The weather and my mood have little connection.
I have my foggy and my fine days within me;
my prosperity or misfortune has little to do with the matter.
– Blaise Pascal
There has been freezing fog the last several mornings when I’ve gone out to do barn chores. This is fog that literally sticks to the world, dripping in tiny icicles from everything, swallowing up all visible landscape, hushing bird song, erasing all color, homogenizing everything.
It also sucks up my horses as I send them out to the field from the barn. They lead slowly out to the gate, sniffing the wet cold air, hesitant to be turned out into the grey sea surrounding them. What is there to eat out here in this murk? Each one, when turned loose, wanders into the soup, disappearing, as if never to be seen again. One by one they move boldly forward to look for their buddies, although seeing nothing, hearing nothing, smelling nothing–lost and alone and bewildered until somehow they meet up in the mist.
I muse at their initial confusion and then their utter conviction there must be “something out there” worth finding. They are dependent on all the usual cues–visual, auditory, olfactory–all useless in the fog. Instead they rely on some inner sonar to find each other and bunch together in a protective knot, drops of fog dew clinging to their manes, their eyelashes and their muzzle whiskers. As day wears on, the fog dissipates, their coats dry under the warming sun, and the colors of the fields and trees and palomino horses emerge from the cocoon of haze.
Too often I feel lost in fog too–disconnected, afloat and circling aimlessly, searching for a touch point of purpose and direction and anything that is not smothering and gray. Perhaps I’ll bump into a fellow fog wanderer and we’ll remain knotted together, relieved in the connection to something solid and familiar. The isolation I sometimes feel may simply be a self-absorbed state of mind, sucking me in deep, separating me from others, distancing me from joy. I’m soaked, dripping and shivering.
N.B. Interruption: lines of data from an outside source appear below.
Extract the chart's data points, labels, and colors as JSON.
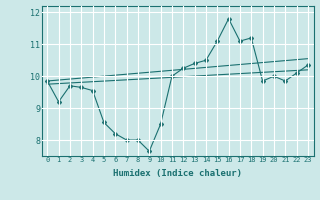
{
  "xlabel": "Humidex (Indice chaleur)",
  "background_color": "#cce8e8",
  "grid_color": "#ffffff",
  "line_color": "#1a7070",
  "xlim": [
    -0.5,
    23.5
  ],
  "ylim": [
    7.5,
    12.2
  ],
  "yticks": [
    8,
    9,
    10,
    11,
    12
  ],
  "xticks": [
    0,
    1,
    2,
    3,
    4,
    5,
    6,
    7,
    8,
    9,
    10,
    11,
    12,
    13,
    14,
    15,
    16,
    17,
    18,
    19,
    20,
    21,
    22,
    23
  ],
  "series": [
    {
      "x": [
        0,
        1,
        2,
        3,
        4,
        5,
        6,
        7,
        8,
        9,
        10,
        11,
        12,
        13,
        14,
        15,
        16,
        17,
        18,
        19,
        20,
        21,
        22,
        23
      ],
      "y": [
        9.85,
        9.2,
        9.7,
        9.65,
        9.55,
        8.55,
        8.2,
        8.0,
        8.0,
        7.65,
        8.5,
        10.0,
        10.25,
        10.4,
        10.5,
        11.1,
        11.8,
        11.1,
        11.2,
        9.85,
        10.0,
        9.85,
        10.1,
        10.35
      ]
    },
    {
      "x": [
        0,
        23
      ],
      "y": [
        9.85,
        10.55
      ]
    },
    {
      "x": [
        0,
        23
      ],
      "y": [
        9.75,
        10.2
      ]
    }
  ]
}
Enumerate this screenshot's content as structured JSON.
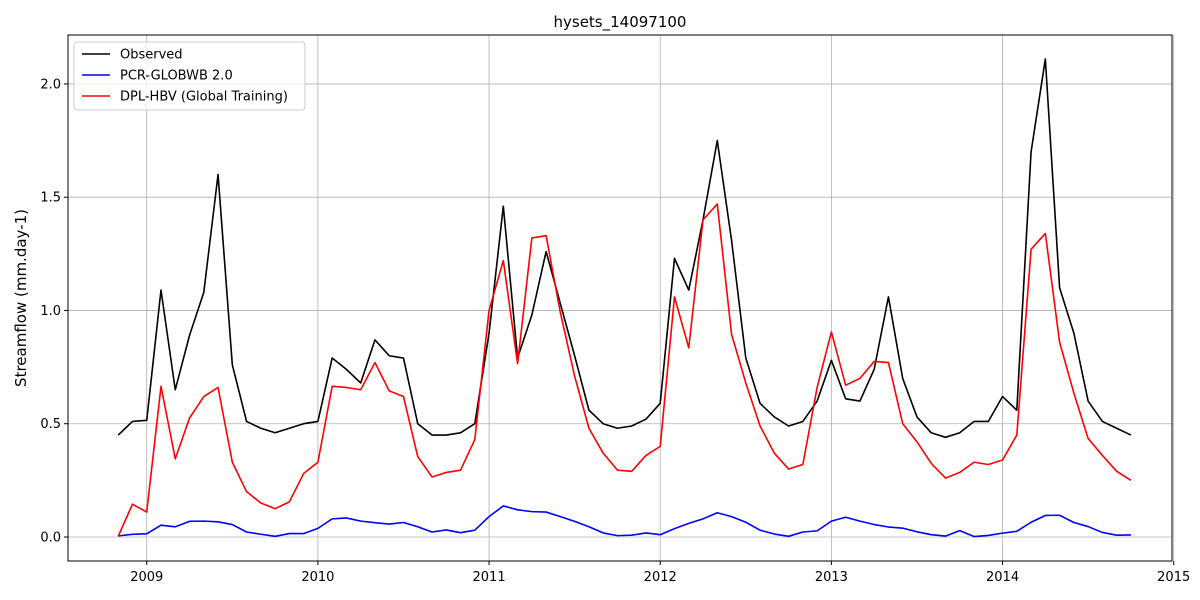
{
  "chart_data": {
    "type": "line",
    "title": "hysets_14097100",
    "xlabel": "",
    "ylabel": "Streamflow (mm.day-1)",
    "xlim": [
      2008.54,
      2014.99
    ],
    "ylim": [
      -0.106,
      2.216
    ],
    "x_ticks": [
      2009,
      2010,
      2011,
      2012,
      2013,
      2014,
      2015
    ],
    "x_tick_labels": [
      "2009",
      "2010",
      "2011",
      "2012",
      "2013",
      "2014",
      "2015"
    ],
    "y_ticks": [
      0.0,
      0.5,
      1.0,
      1.5,
      2.0
    ],
    "y_tick_labels": [
      "0.0",
      "0.5",
      "1.0",
      "1.5",
      "2.0"
    ],
    "grid": true,
    "legend_position": "top-left",
    "x_start_label": "2008-11",
    "x_end_label": "2014-10",
    "series": [
      {
        "name": "Observed",
        "color": "#000000",
        "values": [
          0.45,
          0.51,
          0.515,
          1.09,
          0.65,
          0.89,
          1.08,
          1.6,
          0.76,
          0.51,
          0.48,
          0.46,
          0.48,
          0.5,
          0.51,
          0.79,
          0.74,
          0.68,
          0.87,
          0.8,
          0.79,
          0.5,
          0.45,
          0.45,
          0.46,
          0.5,
          0.9,
          1.46,
          0.79,
          0.98,
          1.26,
          1.03,
          0.8,
          0.56,
          0.5,
          0.48,
          0.49,
          0.52,
          0.59,
          1.23,
          1.09,
          1.4,
          1.75,
          1.31,
          0.79,
          0.59,
          0.53,
          0.49,
          0.51,
          0.6,
          0.78,
          0.61,
          0.6,
          0.74,
          1.06,
          0.7,
          0.53,
          0.46,
          0.44,
          0.46,
          0.51,
          0.51,
          0.62,
          0.56,
          1.7,
          2.11,
          1.1,
          0.9,
          0.6,
          0.51,
          0.48,
          0.45
        ]
      },
      {
        "name": "PCR-GLOBWB 2.0",
        "color": "#0000ff",
        "values": [
          0.005,
          0.012,
          0.014,
          0.052,
          0.045,
          0.069,
          0.07,
          0.067,
          0.055,
          0.022,
          0.012,
          0.003,
          0.015,
          0.015,
          0.038,
          0.08,
          0.084,
          0.07,
          0.063,
          0.057,
          0.064,
          0.045,
          0.022,
          0.031,
          0.019,
          0.03,
          0.09,
          0.137,
          0.12,
          0.112,
          0.11,
          0.09,
          0.069,
          0.045,
          0.018,
          0.006,
          0.008,
          0.018,
          0.01,
          0.037,
          0.06,
          0.08,
          0.107,
          0.09,
          0.065,
          0.03,
          0.013,
          0.003,
          0.022,
          0.027,
          0.07,
          0.087,
          0.07,
          0.055,
          0.044,
          0.039,
          0.023,
          0.01,
          0.004,
          0.028,
          0.002,
          0.007,
          0.017,
          0.025,
          0.065,
          0.095,
          0.096,
          0.064,
          0.046,
          0.02,
          0.008,
          0.009
        ]
      },
      {
        "name": "DPL-HBV (Global Training)",
        "color": "#ff0000",
        "values": [
          0.003,
          0.145,
          0.11,
          0.665,
          0.345,
          0.525,
          0.62,
          0.66,
          0.33,
          0.2,
          0.15,
          0.125,
          0.155,
          0.28,
          0.33,
          0.665,
          0.66,
          0.65,
          0.77,
          0.645,
          0.62,
          0.355,
          0.265,
          0.285,
          0.295,
          0.43,
          1.0,
          1.22,
          0.765,
          1.32,
          1.33,
          0.99,
          0.71,
          0.48,
          0.37,
          0.295,
          0.29,
          0.36,
          0.4,
          1.06,
          0.835,
          1.4,
          1.47,
          0.895,
          0.68,
          0.49,
          0.37,
          0.3,
          0.32,
          0.66,
          0.905,
          0.67,
          0.7,
          0.775,
          0.77,
          0.5,
          0.42,
          0.325,
          0.26,
          0.285,
          0.33,
          0.32,
          0.34,
          0.45,
          1.27,
          1.34,
          0.86,
          0.635,
          0.435,
          0.36,
          0.29,
          0.25
        ]
      }
    ]
  }
}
If I only had the faith of my horses in the mist, I’d charge into the fog fearlessly, knowing there are others out there ready to band together for company, comfort and support, to await the sun. When that warm rejuvenation arrives, though not always as quickly as I would wish for, it will be enough to dry my whiskers, put color back in my cheeks and refresh my hopes and dreams.
Being lost in the fog is never forever. The sun is always up there somewhere and all will be fine.